Il rispettoso saluto ad un re del pugilato italiano

Sandro Mazzinghi aveva le mani pesanti e l’orgoglio dei leoni. Aveva un desiderio interiore raro, forgiato da fame e ristrettezze economiche, accresciuto dal dolore intenso del lutto e della pena.

Non doveva essere una vita facile, quella del guerriero di Pontedera, almeno così aveva stabilito il fato. Nato in tempi di guerra, per anni dovette fare a meno di tanto, di tutto. “In casa nostra non avevamo niente”, rammentava in diverse occasioni.

Un niente che, pronunciato da Mazzinghi, assumeva la forma della fierezza, dell’orgoglio, di un enorme vuoto materiale.

Raccontò di mangiare un singolo tozzo di pane a pasto, il grande Sandro, osservando la madre allontanarsi silenziosamente dal tavolo.

Per il cibo combatté, nel vero senso della parola.

Seguendo l’esempio di suo fratello Guido, bronzo olimpico ad Helsinki 1952, il 15enne Mazzinghi oltrepassò le corde alla ricerca di soldi e di una vita distante dalla povertà.

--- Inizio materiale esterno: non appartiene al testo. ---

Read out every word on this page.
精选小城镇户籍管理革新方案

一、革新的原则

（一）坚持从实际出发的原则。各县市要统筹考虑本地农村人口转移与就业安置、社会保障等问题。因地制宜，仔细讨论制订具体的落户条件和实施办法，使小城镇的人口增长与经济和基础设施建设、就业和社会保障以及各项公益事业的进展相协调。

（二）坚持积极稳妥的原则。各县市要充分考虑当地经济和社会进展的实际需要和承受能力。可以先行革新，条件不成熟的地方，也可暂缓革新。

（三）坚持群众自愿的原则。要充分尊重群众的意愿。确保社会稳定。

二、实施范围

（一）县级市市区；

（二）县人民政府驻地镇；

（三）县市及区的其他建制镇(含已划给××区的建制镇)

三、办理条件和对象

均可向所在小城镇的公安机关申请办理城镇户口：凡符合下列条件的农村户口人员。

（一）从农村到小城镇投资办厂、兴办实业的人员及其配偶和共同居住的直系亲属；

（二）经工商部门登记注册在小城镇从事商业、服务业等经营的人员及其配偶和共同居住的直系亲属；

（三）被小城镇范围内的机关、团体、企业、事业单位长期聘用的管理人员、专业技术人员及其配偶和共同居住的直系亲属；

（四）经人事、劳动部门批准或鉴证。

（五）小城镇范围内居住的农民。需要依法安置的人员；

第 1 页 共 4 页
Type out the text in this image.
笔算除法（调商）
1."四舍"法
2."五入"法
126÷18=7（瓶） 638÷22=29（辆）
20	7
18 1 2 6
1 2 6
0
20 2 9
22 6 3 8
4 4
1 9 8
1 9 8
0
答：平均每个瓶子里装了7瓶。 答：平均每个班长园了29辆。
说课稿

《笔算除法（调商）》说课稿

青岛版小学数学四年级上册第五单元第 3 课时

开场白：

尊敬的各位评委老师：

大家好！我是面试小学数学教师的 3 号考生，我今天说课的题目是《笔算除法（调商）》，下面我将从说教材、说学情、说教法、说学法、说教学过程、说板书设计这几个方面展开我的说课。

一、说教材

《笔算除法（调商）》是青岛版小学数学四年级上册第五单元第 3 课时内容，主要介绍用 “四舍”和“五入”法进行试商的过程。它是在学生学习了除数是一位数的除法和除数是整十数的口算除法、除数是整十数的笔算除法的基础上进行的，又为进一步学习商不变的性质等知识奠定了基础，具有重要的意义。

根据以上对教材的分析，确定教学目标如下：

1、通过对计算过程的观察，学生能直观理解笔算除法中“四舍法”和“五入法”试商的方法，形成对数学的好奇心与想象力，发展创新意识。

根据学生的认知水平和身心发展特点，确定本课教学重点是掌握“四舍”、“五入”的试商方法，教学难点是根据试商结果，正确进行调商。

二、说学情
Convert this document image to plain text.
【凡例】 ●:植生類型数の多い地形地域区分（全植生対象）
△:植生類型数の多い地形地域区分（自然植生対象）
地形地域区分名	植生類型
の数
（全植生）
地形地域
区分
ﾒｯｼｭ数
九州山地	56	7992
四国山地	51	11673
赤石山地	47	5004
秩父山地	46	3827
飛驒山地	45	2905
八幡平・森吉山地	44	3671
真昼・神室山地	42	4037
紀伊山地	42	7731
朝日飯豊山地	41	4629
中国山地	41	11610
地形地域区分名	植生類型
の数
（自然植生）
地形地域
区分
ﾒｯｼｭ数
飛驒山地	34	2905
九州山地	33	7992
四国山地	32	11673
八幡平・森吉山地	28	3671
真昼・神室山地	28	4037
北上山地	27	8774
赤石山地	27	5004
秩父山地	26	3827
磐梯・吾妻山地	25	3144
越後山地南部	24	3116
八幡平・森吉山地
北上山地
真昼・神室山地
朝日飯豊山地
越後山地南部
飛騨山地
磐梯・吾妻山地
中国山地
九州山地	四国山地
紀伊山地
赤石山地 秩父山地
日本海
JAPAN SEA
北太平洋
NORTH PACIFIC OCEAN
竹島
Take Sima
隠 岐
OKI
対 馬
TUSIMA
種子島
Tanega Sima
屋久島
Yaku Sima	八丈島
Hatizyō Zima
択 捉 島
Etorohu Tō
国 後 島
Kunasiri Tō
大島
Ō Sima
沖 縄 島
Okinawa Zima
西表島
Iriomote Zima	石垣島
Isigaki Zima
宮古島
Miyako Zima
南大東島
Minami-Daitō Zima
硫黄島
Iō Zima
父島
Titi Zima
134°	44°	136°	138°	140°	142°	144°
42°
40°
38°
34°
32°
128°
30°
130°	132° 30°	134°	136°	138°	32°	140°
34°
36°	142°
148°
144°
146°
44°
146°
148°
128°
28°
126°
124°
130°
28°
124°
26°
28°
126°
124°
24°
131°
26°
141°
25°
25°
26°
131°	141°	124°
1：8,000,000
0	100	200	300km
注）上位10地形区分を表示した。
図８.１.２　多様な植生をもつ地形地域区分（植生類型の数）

I rapidi ko gli consegnarono inizialmente piatti di pasta, bistecche e bicchieri di vino. Poi, quei pugni impazziti e vorticosi, potenti come un ‘Ciclone’, lo portarono sul tetto del mondo.

Aveva appena 25 anni, Mazzinghi, quando detronizzò l’australiano Dupas, facendo dei superwelter il proprio regno.

Temuto, rispettato. Sui ring Mazzinghi portava una giungla di combinazioni serrate, ferine; danzava su note antiche, tipiche di un re della guerra senza paura, senza rimorsi.

Si batteva così, Sandro. Sempre all’attacco, mai un passo indietro. Un picchiatore puro, come amava definirsi, un uomo spinto da una forza di volontà unica nel suo genere.

Una forza di volontà che lo aiutò a risollevarsi dal periodo più buio della vita: quando dal paradiso del titolo si trovò catapultato negli inferi delle lamiere fumanti.

Bastò un attimo, un tratto d’asfalto eccessivamente bagnato, a cambiare la vita al guerriero toscano.

Il volante impazzito, lo schianto contro un tronco d’albero, il corpo sbalzato fuori dall’abitacolo e la giovane moglie, Vera, vittima inerme dell’impatto. Fu un incubo, fu una tragedia.

“Alla boxe devo tutto”, ripeteva  comunque il ‘Ciclone’ pontederese. E nella nobile arte trovò un luogo di pace dopo l’oblio personale.

Tornò a combattere presto, forse troppo: lo fece forse per dimenticare, sicuramente per non rendere vacante la cintura. Fu allora che trovò sulla sua strada il grande Nino giunto dall’Istria.

In quegli affascinanti anni ’60 Sandro e Nino furono Gino e Fausto, furono un Paese diviso a metà dal rombo di montanti e diretti, furono radio accese e stadi gremiti.

Eroi popolari, duellanti dal sangue blu pugilistico.

Si odiarono in un modo tutto loro, si odiarono come solo i grandi sanno fare. Un odio dal forte sentore di rispetto e ammirazione.

A spuntarla fu l’esule Benvenuti, al termine di due palpitanti incontri: capitoli di una faida intensa, spettacolare e controversa, seguita da fiumi d’inchiostro che paralizzarono l’Italia sportiva.

In molti gridarono allo scandalo, reclamando la corona sulla testa di  Mazzinghi. Lui stesso non accettò la decisione dei giudici.  

Poteva essere la fine, così non fu. Si scrollò di dosso tutto, l’infinito Sandro, si  rialzò ancora una volta dalle macerie della propria vita e andò a riprendersi quello che aveva perso.

Davanti a un San Siro estasiato, Mazzinghi tornò sul tetto del mondo. Vinse ai punti, dopo  un’interminabile e sanguinosa guerra con il coreano Ki-Soo Kim.

Fu l’apice di una carriera superba, di una vita destinata alla grandezza. Fu l’istantanea di un essere umano capace di vincere non solo sul ring.